Oh gosh and just saying hello to our children goes such a long way in being part of the village.
I will do so gladly (:
Suprisingly, at least to me, I also get, “I could never do what you do”or “you must be a special person”, blech, blech, blech. No one asked you to do what I do. I went to many years of school in order to learn to do what I do, not everyone has done that. I am not, a special person, well I am a special person :), but not for teaching students with multiple disabilites, I do that because I like to do that. Don’t most people? If you are lucky, you get to do the job you want to do and it’s less like work and more like a vocation. Lots of people do that. We usually do things that give us some kind of compensation, monetary or otherwise. I just happen to enjoy working with kids on behavior, llfe skills and preschool skills in general.
Actually I am lucky 🙂
Lisa
To Alexandra, the fact that you ask means A LOT. Yes, I agree with Heather, please say hello to my child. If you have more than a fleeting moment, ask me (or him) what his disability is. Then ask me what I do for work or pleasure; please don’t assume that taking care of Teddy is my sole purpose in life. In other words, show interest in me and my son as human beings. I promise I will ask you just as many questions in return; I am always interested to meet new people, especially ones who have shown that they are willing to learn new things. The fact that you have no connection with the special needs community yet read this blog, shows that you are willing indeed.

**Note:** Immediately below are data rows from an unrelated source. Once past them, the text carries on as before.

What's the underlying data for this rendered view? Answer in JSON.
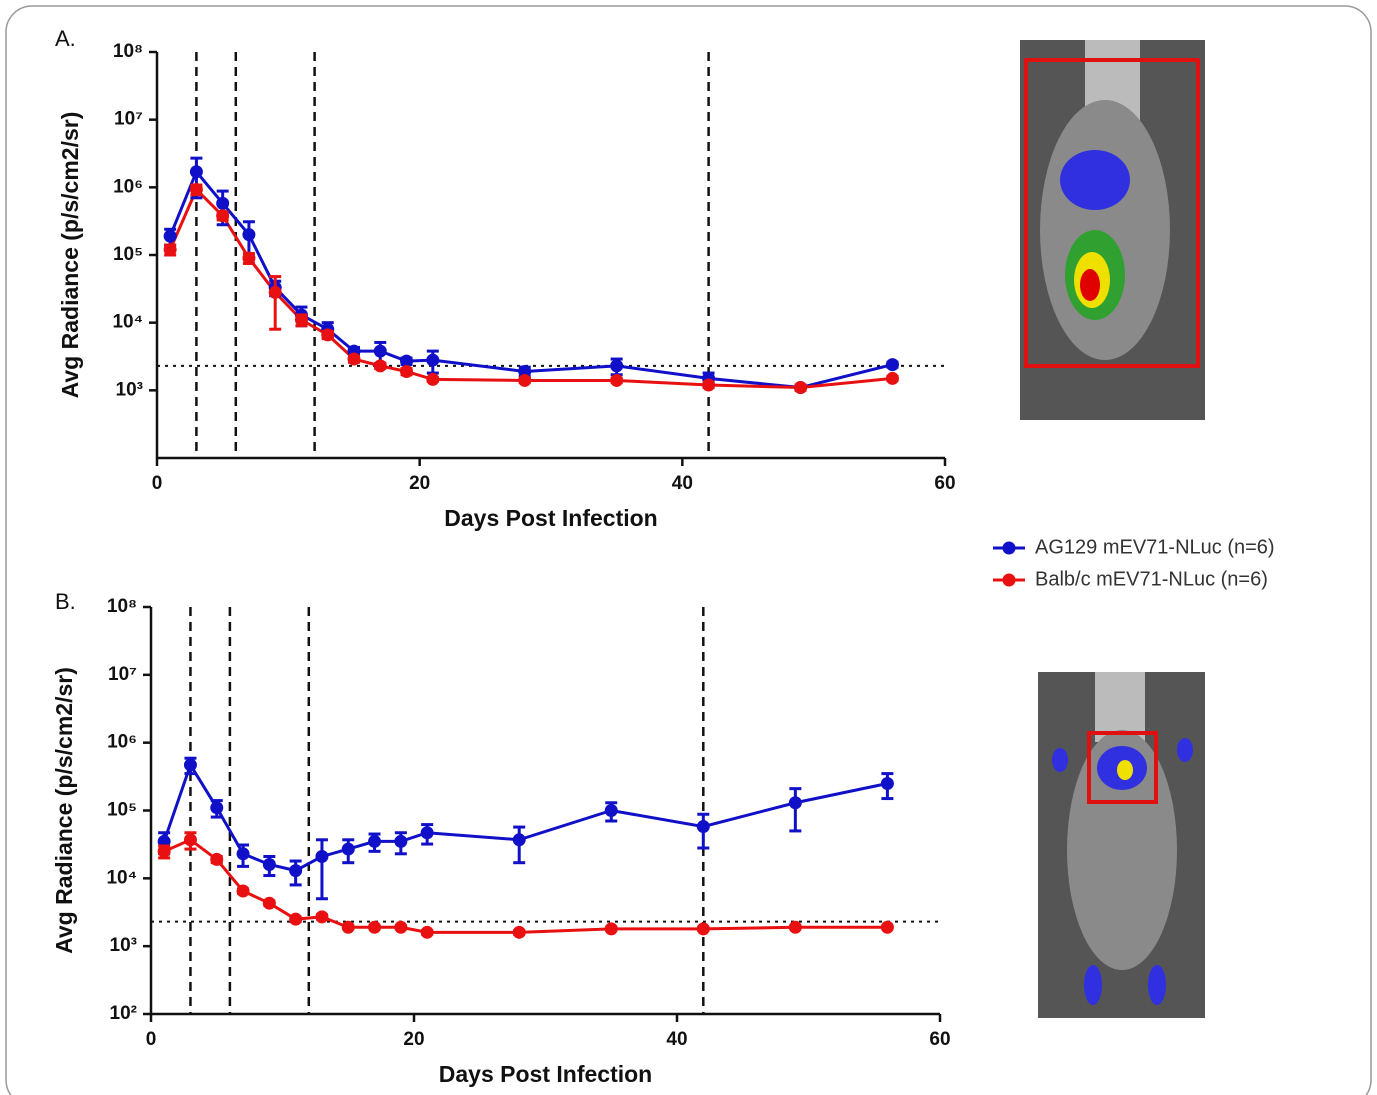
{
  "chart_data": [
    {
      "type": "line",
      "label": "A.",
      "x_label": "Days Post Infection",
      "y_label": "Avg Radiance (p/s/cm2/sr)",
      "x": [
        1,
        3,
        5,
        7,
        9,
        11,
        13,
        15,
        17,
        19,
        21,
        28,
        35,
        42,
        49,
        56
      ],
      "series": [
        {
          "name": "AG129 mEV71-NLuc (n=6)",
          "color": "#1010c8",
          "values": [
            190000,
            1700000,
            580000,
            200000,
            33000,
            13000,
            8000,
            3800,
            3800,
            2700,
            2800,
            1900,
            2300,
            1500,
            1100,
            2400
          ],
          "errors": [
            50000,
            1000000,
            300000,
            110000,
            8000,
            4000,
            2000,
            500,
            1300,
            300,
            1000,
            300,
            600,
            300,
            0,
            200
          ]
        },
        {
          "name": "Balb/c mEV71-NLuc (n=6)",
          "color": "#e81010",
          "values": [
            120000,
            930000,
            380000,
            90000,
            28000,
            11000,
            6600,
            2900,
            2300,
            1900,
            1450,
            1400,
            1400,
            1200,
            1100,
            1500
          ],
          "errors": [
            20000,
            150000,
            50000,
            15000,
            20000,
            2000,
            800,
            300,
            200,
            200,
            100,
            100,
            100,
            100,
            100,
            100
          ]
        }
      ],
      "xlim": [
        0,
        60
      ],
      "xticks": [
        0,
        20,
        40,
        60
      ],
      "log_y": true,
      "ylim": [
        100,
        100000000
      ],
      "yticks": [
        {
          "value": 1000,
          "label": "10³"
        },
        {
          "value": 10000,
          "label": "10⁴"
        },
        {
          "value": 100000,
          "label": "10⁵"
        },
        {
          "value": 1000000,
          "label": "10⁶"
        },
        {
          "value": 10000000,
          "label": "10⁷"
        },
        {
          "value": 100000000,
          "label": "10⁸"
        }
      ],
      "vlines": [
        3,
        6,
        12,
        42
      ],
      "hline": 2300
    },
    {
      "type": "line",
      "label": "B.",
      "x_label": "Days Post Infection",
      "y_label": "Avg Radiance (p/s/cm2/sr)",
      "x": [
        1,
        3,
        5,
        7,
        9,
        11,
        13,
        15,
        17,
        19,
        21,
        28,
        35,
        42,
        49,
        56
      ],
      "series": [
        {
          "color": "#1010c8",
          "values": [
            35000,
            470000,
            110000,
            23000,
            16000,
            13000,
            21000,
            27000,
            35000,
            35000,
            47000,
            37000,
            100000,
            58000,
            130000,
            250000
          ],
          "errors": [
            12000,
            120000,
            30000,
            8000,
            5000,
            5000,
            16000,
            10000,
            10000,
            12000,
            15000,
            20000,
            30000,
            30000,
            80000,
            100000
          ]
        },
        {
          "color": "#e81010",
          "values": [
            25000,
            37000,
            19000,
            6500,
            4300,
            2500,
            2700,
            1900,
            1900,
            1900,
            1600,
            1600,
            1800,
            1800,
            1900,
            1900
          ],
          "errors": [
            5000,
            10000,
            2000,
            500,
            300,
            200,
            200,
            100,
            100,
            100,
            100,
            100,
            100,
            100,
            100,
            100
          ]
        }
      ],
      "xlim": [
        0,
        60
      ],
      "xticks": [
        0,
        20,
        40,
        60
      ],
      "log_y": true,
      "ylim": [
        100,
        100000000
      ],
      "yticks": [
        {
          "value": 100,
          "label": "10²"
        },
        {
          "value": 1000,
          "label": "10³"
        },
        {
          "value": 10000,
          "label": "10⁴"
        },
        {
          "value": 100000,
          "label": "10⁵"
        },
        {
          "value": 1000000,
          "label": "10⁶"
        },
        {
          "value": 10000000,
          "label": "10⁷"
        },
        {
          "value": 100000000,
          "label": "10⁸"
        }
      ],
      "vlines": [
        3,
        6,
        12,
        42
      ],
      "hline": 2300
    }
  ]
}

If I see you and Teddy, I’ll say hello! Thank you all for your feedback. You’re helping raise awareness to people who are not members of the special needs community but think everyone should be treated respectfully as humans.

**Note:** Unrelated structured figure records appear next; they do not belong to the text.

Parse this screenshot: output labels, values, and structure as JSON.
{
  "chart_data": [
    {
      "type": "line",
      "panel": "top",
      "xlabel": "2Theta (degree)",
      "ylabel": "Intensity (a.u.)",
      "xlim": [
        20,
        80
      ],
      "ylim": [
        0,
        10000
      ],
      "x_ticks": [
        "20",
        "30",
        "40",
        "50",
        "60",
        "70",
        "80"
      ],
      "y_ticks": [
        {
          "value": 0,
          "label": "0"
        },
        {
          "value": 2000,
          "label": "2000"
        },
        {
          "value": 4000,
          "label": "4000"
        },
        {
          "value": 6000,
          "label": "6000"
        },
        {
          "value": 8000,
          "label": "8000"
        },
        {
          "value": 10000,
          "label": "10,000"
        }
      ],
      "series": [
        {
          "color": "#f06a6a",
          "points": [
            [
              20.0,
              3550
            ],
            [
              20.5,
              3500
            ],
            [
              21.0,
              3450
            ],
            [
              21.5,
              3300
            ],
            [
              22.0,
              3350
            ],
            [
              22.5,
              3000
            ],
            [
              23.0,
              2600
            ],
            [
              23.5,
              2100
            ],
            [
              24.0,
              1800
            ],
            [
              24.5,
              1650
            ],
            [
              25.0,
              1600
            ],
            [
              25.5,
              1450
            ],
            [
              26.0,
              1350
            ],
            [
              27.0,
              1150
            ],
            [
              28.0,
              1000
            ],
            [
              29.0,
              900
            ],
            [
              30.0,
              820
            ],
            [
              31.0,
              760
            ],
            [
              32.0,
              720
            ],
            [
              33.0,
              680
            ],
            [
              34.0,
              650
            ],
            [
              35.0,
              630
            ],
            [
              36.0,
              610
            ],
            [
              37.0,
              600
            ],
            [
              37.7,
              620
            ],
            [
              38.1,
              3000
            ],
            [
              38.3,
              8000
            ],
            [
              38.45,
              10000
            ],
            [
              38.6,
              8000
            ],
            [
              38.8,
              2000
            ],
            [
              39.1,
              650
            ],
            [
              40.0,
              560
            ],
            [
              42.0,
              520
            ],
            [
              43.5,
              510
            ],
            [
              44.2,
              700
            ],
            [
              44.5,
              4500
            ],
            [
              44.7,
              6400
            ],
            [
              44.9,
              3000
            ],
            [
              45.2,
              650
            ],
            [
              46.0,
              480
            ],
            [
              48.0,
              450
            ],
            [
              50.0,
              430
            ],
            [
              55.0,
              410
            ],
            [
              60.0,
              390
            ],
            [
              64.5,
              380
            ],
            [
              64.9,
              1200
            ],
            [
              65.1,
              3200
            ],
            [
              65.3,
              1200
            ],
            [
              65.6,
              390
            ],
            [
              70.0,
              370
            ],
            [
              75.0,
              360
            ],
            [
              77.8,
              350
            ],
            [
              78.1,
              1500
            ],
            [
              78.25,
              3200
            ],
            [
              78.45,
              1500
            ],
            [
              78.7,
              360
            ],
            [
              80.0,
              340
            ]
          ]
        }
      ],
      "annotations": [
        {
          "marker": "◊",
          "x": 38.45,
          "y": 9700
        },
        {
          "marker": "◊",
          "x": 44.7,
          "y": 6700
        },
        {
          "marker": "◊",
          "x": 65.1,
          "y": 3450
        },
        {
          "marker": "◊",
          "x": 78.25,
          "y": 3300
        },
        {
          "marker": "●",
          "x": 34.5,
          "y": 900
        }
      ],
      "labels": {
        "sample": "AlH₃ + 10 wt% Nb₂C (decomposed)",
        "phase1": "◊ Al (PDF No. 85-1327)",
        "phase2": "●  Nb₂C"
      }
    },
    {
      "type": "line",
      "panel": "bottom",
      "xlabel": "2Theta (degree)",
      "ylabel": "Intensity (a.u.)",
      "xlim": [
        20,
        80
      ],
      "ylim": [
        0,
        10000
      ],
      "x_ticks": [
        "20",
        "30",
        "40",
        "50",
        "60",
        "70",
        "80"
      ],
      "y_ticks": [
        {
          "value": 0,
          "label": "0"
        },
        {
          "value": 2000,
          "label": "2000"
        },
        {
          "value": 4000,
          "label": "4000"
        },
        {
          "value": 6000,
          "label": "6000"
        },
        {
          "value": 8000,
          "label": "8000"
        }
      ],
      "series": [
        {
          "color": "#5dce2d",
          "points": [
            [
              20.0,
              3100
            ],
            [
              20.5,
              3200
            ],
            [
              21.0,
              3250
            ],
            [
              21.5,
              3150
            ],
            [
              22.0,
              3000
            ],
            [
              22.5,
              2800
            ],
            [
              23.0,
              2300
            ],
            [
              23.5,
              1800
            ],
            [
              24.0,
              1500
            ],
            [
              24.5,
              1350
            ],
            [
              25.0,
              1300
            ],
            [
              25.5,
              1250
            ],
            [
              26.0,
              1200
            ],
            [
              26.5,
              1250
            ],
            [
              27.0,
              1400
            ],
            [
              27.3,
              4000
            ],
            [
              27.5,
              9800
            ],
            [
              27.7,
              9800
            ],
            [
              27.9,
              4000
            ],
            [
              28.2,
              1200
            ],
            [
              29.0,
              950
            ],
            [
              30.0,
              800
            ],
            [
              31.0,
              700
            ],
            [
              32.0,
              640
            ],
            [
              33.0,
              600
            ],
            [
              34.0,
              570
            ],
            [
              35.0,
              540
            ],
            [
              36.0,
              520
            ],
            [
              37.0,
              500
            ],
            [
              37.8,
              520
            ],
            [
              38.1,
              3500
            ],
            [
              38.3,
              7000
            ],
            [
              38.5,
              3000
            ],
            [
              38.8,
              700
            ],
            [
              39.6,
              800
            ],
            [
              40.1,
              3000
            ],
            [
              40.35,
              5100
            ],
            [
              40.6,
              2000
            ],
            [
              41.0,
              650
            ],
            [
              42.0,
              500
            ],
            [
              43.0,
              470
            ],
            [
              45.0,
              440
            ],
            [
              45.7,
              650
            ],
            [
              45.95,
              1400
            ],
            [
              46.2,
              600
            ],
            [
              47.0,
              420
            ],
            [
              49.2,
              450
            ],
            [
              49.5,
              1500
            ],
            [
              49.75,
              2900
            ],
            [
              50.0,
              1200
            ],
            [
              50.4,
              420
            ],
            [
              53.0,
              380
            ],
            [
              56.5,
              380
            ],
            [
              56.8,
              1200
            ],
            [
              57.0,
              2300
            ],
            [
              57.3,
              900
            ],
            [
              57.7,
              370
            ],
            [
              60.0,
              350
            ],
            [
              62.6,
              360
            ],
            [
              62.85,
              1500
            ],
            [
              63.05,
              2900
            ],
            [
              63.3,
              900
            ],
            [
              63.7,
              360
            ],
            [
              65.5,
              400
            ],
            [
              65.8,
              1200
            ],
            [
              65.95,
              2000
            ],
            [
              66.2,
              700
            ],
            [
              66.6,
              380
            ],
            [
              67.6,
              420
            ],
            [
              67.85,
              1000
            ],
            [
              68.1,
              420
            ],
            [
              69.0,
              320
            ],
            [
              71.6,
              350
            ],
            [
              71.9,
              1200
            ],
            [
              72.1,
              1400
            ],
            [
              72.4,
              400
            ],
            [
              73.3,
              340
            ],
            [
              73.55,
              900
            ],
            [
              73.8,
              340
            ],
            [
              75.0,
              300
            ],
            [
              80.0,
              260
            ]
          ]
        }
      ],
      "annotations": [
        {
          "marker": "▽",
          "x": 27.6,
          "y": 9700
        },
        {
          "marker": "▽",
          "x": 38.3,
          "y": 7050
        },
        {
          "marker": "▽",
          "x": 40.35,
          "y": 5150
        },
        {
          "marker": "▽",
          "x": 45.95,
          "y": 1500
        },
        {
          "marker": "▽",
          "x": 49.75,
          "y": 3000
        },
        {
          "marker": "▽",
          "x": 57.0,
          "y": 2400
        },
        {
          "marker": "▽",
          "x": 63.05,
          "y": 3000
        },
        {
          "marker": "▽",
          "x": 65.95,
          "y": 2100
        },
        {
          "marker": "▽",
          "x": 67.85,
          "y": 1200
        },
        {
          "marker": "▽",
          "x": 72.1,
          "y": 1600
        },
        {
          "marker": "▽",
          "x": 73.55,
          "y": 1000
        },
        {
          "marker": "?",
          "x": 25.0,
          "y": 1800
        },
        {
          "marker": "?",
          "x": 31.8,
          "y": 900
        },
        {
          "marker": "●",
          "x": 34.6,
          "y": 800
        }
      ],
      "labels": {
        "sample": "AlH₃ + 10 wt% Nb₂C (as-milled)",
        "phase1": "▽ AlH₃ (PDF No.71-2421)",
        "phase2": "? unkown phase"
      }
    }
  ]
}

I’d be reticent to ask what anyone’s disability is. I mean, I thought it would be considered a rude none-of-your-business kind of question. How would you phrase that question? And also, to me, it doesn’t really matter because we’re all children of the same universe.
Thank you. Really.
So much truth here! I started hating that “God doesn’t give you more than you can handle” crap the day we got the diagnosis. I’m not sure who made that up. They were clearly not living in the real world – not our real world, anyway. So much of what people say and do is to insulate themselves, as you said so aptly. My hope is not in my own capability but God’s. My faith is small and I stumble daily in it. Although I still would NEVER choose this for myself, I’m thankful to be on this path where my illusions of strength are stripped bare, and I get to experience the love and rich life-lessons from a deep boy without words.

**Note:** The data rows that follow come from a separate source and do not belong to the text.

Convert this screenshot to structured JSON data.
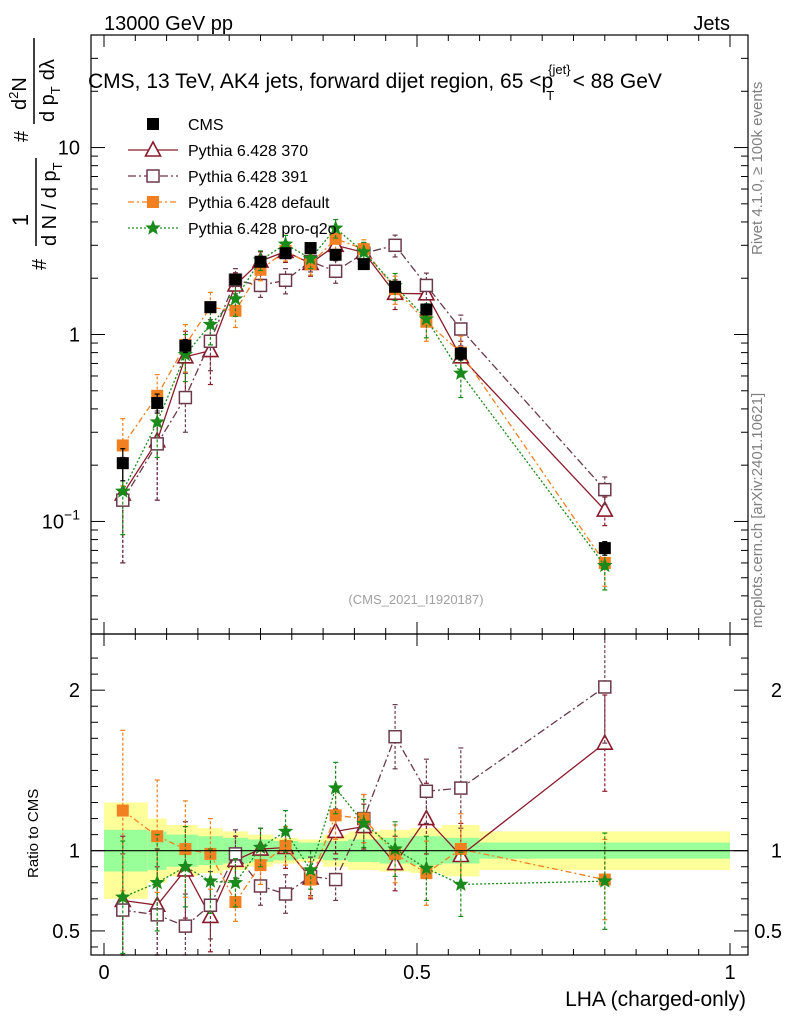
{
  "chart_data": {
    "type": "scatter",
    "header_left": "13000 GeV pp",
    "header_right": "Jets",
    "title": "CMS, 13 TeV, AK4 jets, forward dijet region, 65 <p",
    "title_sup": "{jet}",
    "title_sub": "T",
    "title_tail": "< 88 GeV",
    "ylabel_parts": {
      "hash": "#",
      "one": "1",
      "den": "d N / d p",
      "den_sub": "T",
      "num_top": "d",
      "num_sup": "2",
      "num_n": "N",
      "num_den": "d p",
      "num_den_sub": "T",
      "dlam": "dλ",
      "hash2": "#"
    },
    "side_label": "Rivet 4.1.0, ≥ 100k events",
    "side_label2": "mcplots.cern.ch [arXiv:2401.10621]",
    "watermark": "(CMS_2021_I1920187)",
    "xlabel": "LHA (charged-only)",
    "ratio_ylabel": "Ratio to CMS",
    "xlim": [
      0,
      1
    ],
    "ylim_main": [
      0.025,
      40
    ],
    "ylim_ratio": [
      0.35,
      2.35
    ],
    "x_ticks": [
      {
        "v": 0,
        "label": "0"
      },
      {
        "v": 0.5,
        "label": "0.5"
      },
      {
        "v": 1,
        "label": "1"
      }
    ],
    "main_y_ticks": [
      {
        "v": 0.1,
        "base": "10",
        "exp": "−1"
      },
      {
        "v": 1,
        "base": "1",
        "exp": ""
      },
      {
        "v": 10,
        "base": "10",
        "exp": ""
      }
    ],
    "ratio_y_ticks": [
      {
        "v": 0.5,
        "label": "0.5"
      },
      {
        "v": 1,
        "label": "1"
      },
      {
        "v": 2,
        "label": "2"
      }
    ],
    "bins": [
      [
        0,
        0.07
      ],
      [
        0.07,
        0.1
      ],
      [
        0.1,
        0.15
      ],
      [
        0.15,
        0.19
      ],
      [
        0.19,
        0.23
      ],
      [
        0.23,
        0.27
      ],
      [
        0.27,
        0.31
      ],
      [
        0.31,
        0.35
      ],
      [
        0.35,
        0.39
      ],
      [
        0.39,
        0.44
      ],
      [
        0.44,
        0.49
      ],
      [
        0.49,
        0.54
      ],
      [
        0.54,
        0.6
      ],
      [
        0.6,
        1.0
      ]
    ],
    "x": [
      0.03,
      0.085,
      0.13,
      0.17,
      0.21,
      0.25,
      0.29,
      0.33,
      0.37,
      0.415,
      0.465,
      0.515,
      0.57,
      0.8
    ],
    "band_inner": [
      0.13,
      0.12,
      0.1,
      0.09,
      0.08,
      0.07,
      0.06,
      0.05,
      0.06,
      0.07,
      0.08,
      0.09,
      0.08,
      0.05
    ],
    "band_outer": [
      0.3,
      0.2,
      0.16,
      0.14,
      0.12,
      0.1,
      0.08,
      0.07,
      0.1,
      0.12,
      0.13,
      0.14,
      0.16,
      0.12
    ],
    "series": [
      {
        "name": "CMS",
        "color": "#000000",
        "marker": "square-filled",
        "dash": "",
        "kind": "data",
        "values": [
          0.205,
          0.43,
          0.87,
          1.4,
          1.97,
          2.45,
          2.72,
          2.9,
          2.67,
          2.38,
          1.8,
          1.36,
          0.79,
          0.072
        ],
        "err": [
          0.04,
          0.05,
          0.07,
          0.08,
          0.09,
          0.1,
          0.11,
          0.12,
          0.12,
          0.11,
          0.09,
          0.08,
          0.06,
          0.006
        ],
        "ratio": [
          1,
          1,
          1,
          1,
          1,
          1,
          1,
          1,
          1,
          1,
          1,
          1,
          1,
          1
        ],
        "ratio_err": [
          0,
          0,
          0,
          0,
          0,
          0,
          0,
          0,
          0,
          0,
          0,
          0,
          0,
          0
        ]
      },
      {
        "name": "Pythia 6.428 370",
        "color": "#8b1a2b",
        "marker": "triangle-open",
        "dash": "",
        "kind": "mc",
        "values": [
          0.14,
          0.27,
          0.76,
          0.82,
          1.84,
          2.47,
          2.78,
          2.4,
          3.0,
          2.75,
          1.66,
          1.65,
          0.76,
          0.115
        ],
        "err": [
          0.08,
          0.14,
          0.28,
          0.28,
          0.3,
          0.3,
          0.35,
          0.35,
          0.4,
          0.35,
          0.3,
          0.3,
          0.16,
          0.02
        ],
        "ratio": [
          0.69,
          0.66,
          0.88,
          0.59,
          0.94,
          1.01,
          1.02,
          0.83,
          1.12,
          1.15,
          0.92,
          1.2,
          0.97,
          1.67
        ],
        "ratio_err": [
          0.4,
          0.35,
          0.3,
          0.22,
          0.15,
          0.13,
          0.13,
          0.13,
          0.14,
          0.14,
          0.17,
          0.22,
          0.2,
          0.3
        ]
      },
      {
        "name": "Pythia 6.428 391",
        "color": "#6b3a4a",
        "marker": "square-open",
        "dash": "8,3,2,3",
        "kind": "mc",
        "values": [
          0.13,
          0.26,
          0.46,
          0.92,
          1.95,
          1.83,
          1.95,
          2.46,
          2.18,
          2.72,
          3.0,
          1.83,
          1.07,
          0.148
        ],
        "err": [
          0.07,
          0.13,
          0.16,
          0.28,
          0.3,
          0.25,
          0.3,
          0.3,
          0.3,
          0.35,
          0.4,
          0.3,
          0.2,
          0.025
        ],
        "ratio": [
          0.63,
          0.6,
          0.53,
          0.66,
          0.98,
          0.78,
          0.73,
          0.84,
          0.82,
          1.2,
          1.71,
          1.37,
          1.39,
          2.02
        ],
        "ratio_err": [
          0.35,
          0.3,
          0.2,
          0.21,
          0.15,
          0.12,
          0.12,
          0.12,
          0.13,
          0.15,
          0.2,
          0.2,
          0.25,
          0.35
        ]
      },
      {
        "name": "Pythia 6.428 default",
        "color": "#f28020",
        "marker": "square-filled",
        "dash": "6,3,2,3",
        "kind": "mc",
        "values": [
          0.255,
          0.47,
          0.88,
          1.4,
          1.34,
          2.22,
          2.8,
          2.38,
          3.25,
          2.86,
          1.75,
          1.17,
          0.8,
          0.06
        ],
        "err": [
          0.1,
          0.14,
          0.25,
          0.28,
          0.25,
          0.28,
          0.33,
          0.3,
          0.4,
          0.35,
          0.3,
          0.25,
          0.18,
          0.015
        ],
        "ratio": [
          1.25,
          1.09,
          1.01,
          0.98,
          0.68,
          0.91,
          1.03,
          0.82,
          1.22,
          1.2,
          0.98,
          0.86,
          1.01,
          0.82
        ],
        "ratio_err": [
          0.5,
          0.35,
          0.3,
          0.22,
          0.12,
          0.12,
          0.12,
          0.11,
          0.15,
          0.15,
          0.18,
          0.2,
          0.22,
          0.25
        ]
      },
      {
        "name": "Pythia 6.428 pro-q2o",
        "color": "#1a8a1a",
        "marker": "star",
        "dash": "2,2",
        "kind": "mc",
        "values": [
          0.145,
          0.34,
          0.78,
          1.13,
          1.55,
          2.5,
          3.04,
          2.55,
          3.7,
          2.76,
          1.82,
          1.21,
          0.62,
          0.058
        ],
        "err": [
          0.06,
          0.12,
          0.22,
          0.25,
          0.3,
          0.3,
          0.35,
          0.3,
          0.42,
          0.35,
          0.3,
          0.25,
          0.16,
          0.015
        ],
        "ratio": [
          0.71,
          0.8,
          0.9,
          0.81,
          0.8,
          1.02,
          1.12,
          0.88,
          1.39,
          1.17,
          1.01,
          0.89,
          0.79,
          0.81
        ],
        "ratio_err": [
          0.35,
          0.3,
          0.25,
          0.2,
          0.15,
          0.12,
          0.13,
          0.12,
          0.16,
          0.15,
          0.17,
          0.2,
          0.2,
          0.3
        ]
      }
    ]
  }
}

I think in general, cliches are an easy thing for people to say when they don’t know what else to say. If comments come from a place of kindness or general interest, I engage. If not, I say thank you and move on. But I certainly don’t feel “chosen.”
I never in a million years would have thought I could handle being the parent of an autistic child. But it happened, and now it’s just what I do. There’s no magic or specialness (probably not a word) to it, it’s just life.
Your posts are always fantastic, but this is my favorite. I can really relate to this. I am not a parent yet, but I volunteer whenever and wherever I can, including in the slums of Calcutta – taking care of special needs children. People often tell me what a great person I am for doing that, but I’m really not. There’s nothing special about me. I just value other people and take care of them – especially when no one else will.